La SAS STAF et la société A indiquent également que le relevé chronotachygraphe numérique du véhicule Renault Premium prouve qu’entre 13 heures 34 et 14 heures, ce véhicule était en phase de « Travail » (ce qui par opposition à la phase « Conduite » signifie qu’il était à l’arrêt ) et n’a parcouru aucun kilomètre et , qu’en l’occurrence, il était à l’arrêt pour effectuer une livraison au magasin FRANPRIX situé 2 rue de la Ronce 92'410 Ville-d’Avray et ne pouvait donc au même moment circuler sur la nationale 118.
Mais il y a lieu de relever que la photocopie du relevé chronotachygraphe mentionne uniquement, en page 2, que de 13 heures 34 à 14 heures, le véhicule se trouvait en phase 'Travail’ et n’a parcouru aucun kilomètre, que la localisation du camion de la SAS STAF au moment de l’accident à Ville-d’Avray résulte uniquement d’une mention manuscrite portée en marge et qu’aucun document tel une attestation du magasin FRANPRIX ou un bon de livraison ne confirme que le véhicule effectuait alors une livraison dans cette localité .
En outre, le seul fait que le véhicule était à l’arrêt à 13 heures 34 alors que le constat amiable d’accident mentionne que l’accident – qui a entraîné l’immobilisation du véhicule ne serait-ce que le temps de vérifier l’importance des dégâts et de rédiger le constat – est survenu à 13 h 40, soit une différence de six minutes, est insuffisant compte tenu des conditions habituelles d’établissement des constats amiables d’accident, à remettre en cause le caractère probant de celui signé par D X et H Y .
Ainsi la société A et la SAS STAF n’ établissent pas que le constat amiable d’accident signé par les deux conducteurs – le chauffeur préposé de la SAS STAF et D X- est un constat de complaisance.

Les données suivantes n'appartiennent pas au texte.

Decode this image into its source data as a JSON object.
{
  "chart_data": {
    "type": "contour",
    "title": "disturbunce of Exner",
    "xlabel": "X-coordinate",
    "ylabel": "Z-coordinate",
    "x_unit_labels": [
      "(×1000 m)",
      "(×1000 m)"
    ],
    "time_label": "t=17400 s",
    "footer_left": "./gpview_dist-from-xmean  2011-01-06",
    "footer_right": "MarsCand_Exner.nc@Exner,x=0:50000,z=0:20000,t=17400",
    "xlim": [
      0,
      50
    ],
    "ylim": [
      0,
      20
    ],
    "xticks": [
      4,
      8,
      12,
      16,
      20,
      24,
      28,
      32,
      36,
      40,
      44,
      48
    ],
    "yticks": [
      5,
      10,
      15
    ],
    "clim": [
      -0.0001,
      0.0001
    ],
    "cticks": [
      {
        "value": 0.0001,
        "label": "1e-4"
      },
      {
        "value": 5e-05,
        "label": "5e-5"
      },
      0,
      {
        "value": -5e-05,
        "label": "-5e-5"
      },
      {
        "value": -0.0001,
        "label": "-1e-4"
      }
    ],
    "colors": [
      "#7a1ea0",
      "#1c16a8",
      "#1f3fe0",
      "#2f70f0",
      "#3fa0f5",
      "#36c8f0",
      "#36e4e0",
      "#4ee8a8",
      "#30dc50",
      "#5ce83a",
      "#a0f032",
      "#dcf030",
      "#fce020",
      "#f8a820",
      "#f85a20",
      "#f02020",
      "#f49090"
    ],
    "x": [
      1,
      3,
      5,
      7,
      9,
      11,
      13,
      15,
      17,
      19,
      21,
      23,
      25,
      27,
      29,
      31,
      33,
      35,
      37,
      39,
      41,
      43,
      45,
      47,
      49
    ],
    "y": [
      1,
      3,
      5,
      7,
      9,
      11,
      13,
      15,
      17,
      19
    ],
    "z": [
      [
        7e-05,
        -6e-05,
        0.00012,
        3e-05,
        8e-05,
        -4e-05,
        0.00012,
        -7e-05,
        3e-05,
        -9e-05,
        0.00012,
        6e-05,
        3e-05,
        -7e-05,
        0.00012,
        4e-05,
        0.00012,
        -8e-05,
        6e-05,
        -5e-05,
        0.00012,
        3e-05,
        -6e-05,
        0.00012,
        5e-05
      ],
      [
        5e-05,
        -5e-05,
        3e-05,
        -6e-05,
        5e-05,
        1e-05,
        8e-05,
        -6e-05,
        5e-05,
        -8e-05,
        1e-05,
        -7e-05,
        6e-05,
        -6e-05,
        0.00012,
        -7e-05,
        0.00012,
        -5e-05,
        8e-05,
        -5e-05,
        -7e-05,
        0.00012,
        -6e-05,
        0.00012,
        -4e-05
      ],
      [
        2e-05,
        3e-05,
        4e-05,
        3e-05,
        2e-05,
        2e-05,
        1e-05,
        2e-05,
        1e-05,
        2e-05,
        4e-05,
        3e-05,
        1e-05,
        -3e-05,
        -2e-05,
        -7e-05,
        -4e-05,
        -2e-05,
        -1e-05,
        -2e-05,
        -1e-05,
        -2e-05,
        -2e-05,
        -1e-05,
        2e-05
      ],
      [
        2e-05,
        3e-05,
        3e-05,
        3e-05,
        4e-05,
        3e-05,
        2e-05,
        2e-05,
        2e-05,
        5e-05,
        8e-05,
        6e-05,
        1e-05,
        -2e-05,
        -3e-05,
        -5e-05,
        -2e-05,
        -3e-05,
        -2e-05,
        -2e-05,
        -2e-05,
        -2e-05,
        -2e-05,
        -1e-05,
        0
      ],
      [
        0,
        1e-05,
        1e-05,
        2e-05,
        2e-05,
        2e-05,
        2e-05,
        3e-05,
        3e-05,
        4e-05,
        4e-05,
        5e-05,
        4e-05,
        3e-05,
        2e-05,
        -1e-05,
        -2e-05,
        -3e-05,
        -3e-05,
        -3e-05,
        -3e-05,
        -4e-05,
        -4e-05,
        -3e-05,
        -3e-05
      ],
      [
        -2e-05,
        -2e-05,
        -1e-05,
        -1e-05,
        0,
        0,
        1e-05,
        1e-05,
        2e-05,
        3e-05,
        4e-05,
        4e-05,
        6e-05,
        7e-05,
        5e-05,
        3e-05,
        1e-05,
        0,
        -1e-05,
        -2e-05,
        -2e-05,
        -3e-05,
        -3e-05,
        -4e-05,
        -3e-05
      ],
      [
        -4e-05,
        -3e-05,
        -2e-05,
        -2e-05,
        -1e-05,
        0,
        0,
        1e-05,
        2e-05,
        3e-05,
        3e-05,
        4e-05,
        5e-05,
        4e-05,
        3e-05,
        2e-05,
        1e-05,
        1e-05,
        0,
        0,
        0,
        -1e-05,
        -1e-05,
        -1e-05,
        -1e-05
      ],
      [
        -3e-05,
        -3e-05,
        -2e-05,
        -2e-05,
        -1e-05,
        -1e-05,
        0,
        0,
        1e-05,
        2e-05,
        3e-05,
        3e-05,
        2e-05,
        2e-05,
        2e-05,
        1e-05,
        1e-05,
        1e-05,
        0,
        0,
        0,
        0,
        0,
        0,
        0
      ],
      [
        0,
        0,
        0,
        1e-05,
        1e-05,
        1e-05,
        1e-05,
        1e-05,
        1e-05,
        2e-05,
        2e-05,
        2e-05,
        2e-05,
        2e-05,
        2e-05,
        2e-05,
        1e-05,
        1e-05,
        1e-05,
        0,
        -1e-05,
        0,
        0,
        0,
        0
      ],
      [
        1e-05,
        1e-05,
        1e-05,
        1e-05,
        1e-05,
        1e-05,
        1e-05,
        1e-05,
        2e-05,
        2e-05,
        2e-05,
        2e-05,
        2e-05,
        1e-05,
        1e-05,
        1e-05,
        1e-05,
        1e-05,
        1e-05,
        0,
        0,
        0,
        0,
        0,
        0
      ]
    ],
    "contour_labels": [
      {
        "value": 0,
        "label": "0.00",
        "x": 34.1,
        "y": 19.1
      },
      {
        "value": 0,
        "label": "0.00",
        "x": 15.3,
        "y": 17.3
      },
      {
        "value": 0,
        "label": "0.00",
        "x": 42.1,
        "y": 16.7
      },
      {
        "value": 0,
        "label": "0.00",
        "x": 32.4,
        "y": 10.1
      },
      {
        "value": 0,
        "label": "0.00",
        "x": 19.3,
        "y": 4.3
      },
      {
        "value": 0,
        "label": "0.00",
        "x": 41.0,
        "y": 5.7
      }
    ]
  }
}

Il ressort, en conséquence, de ce constat amiable que le 30 octobre 2009, le véhicule Renault Premium appartenant à la SAS STAF a heurté l’arrière du véhicule BMW conduit par D X et est donc impliqué dans l’accident.
Aucune faute n’étant alléguée à l’encontre de D X ce dernier a droit à l’indemnisation de son entier préjudice lequel ne comprend que des dommages matériels.
Le dommage subi par le véhicule BMW du fait de l’accident a été évalué par le cabinet Z à la somme de 7'269,89 € laquelle n’est pas discutée.
Le jugement sera donc confirmé en toutes ses dispositions.
Enfin, la société A et la SAS STAF qui succombent en leurs prétentions ne remplissent pas les conditions d’application de l’article 700 du code de procédure civile tant en première instance qu’en cause d’appel et supporteront les dépens d’appel.
PAR CES MOTIFS
Confirme le jugement en toutes ses dispositions;
Dit n’y avoir lieu à application des dispositions de l’article 700 du code de procédure civile au profit de la société A et de la SAS STAF ;
Condamne la société A et la SAS STAF aux dépens d’appel.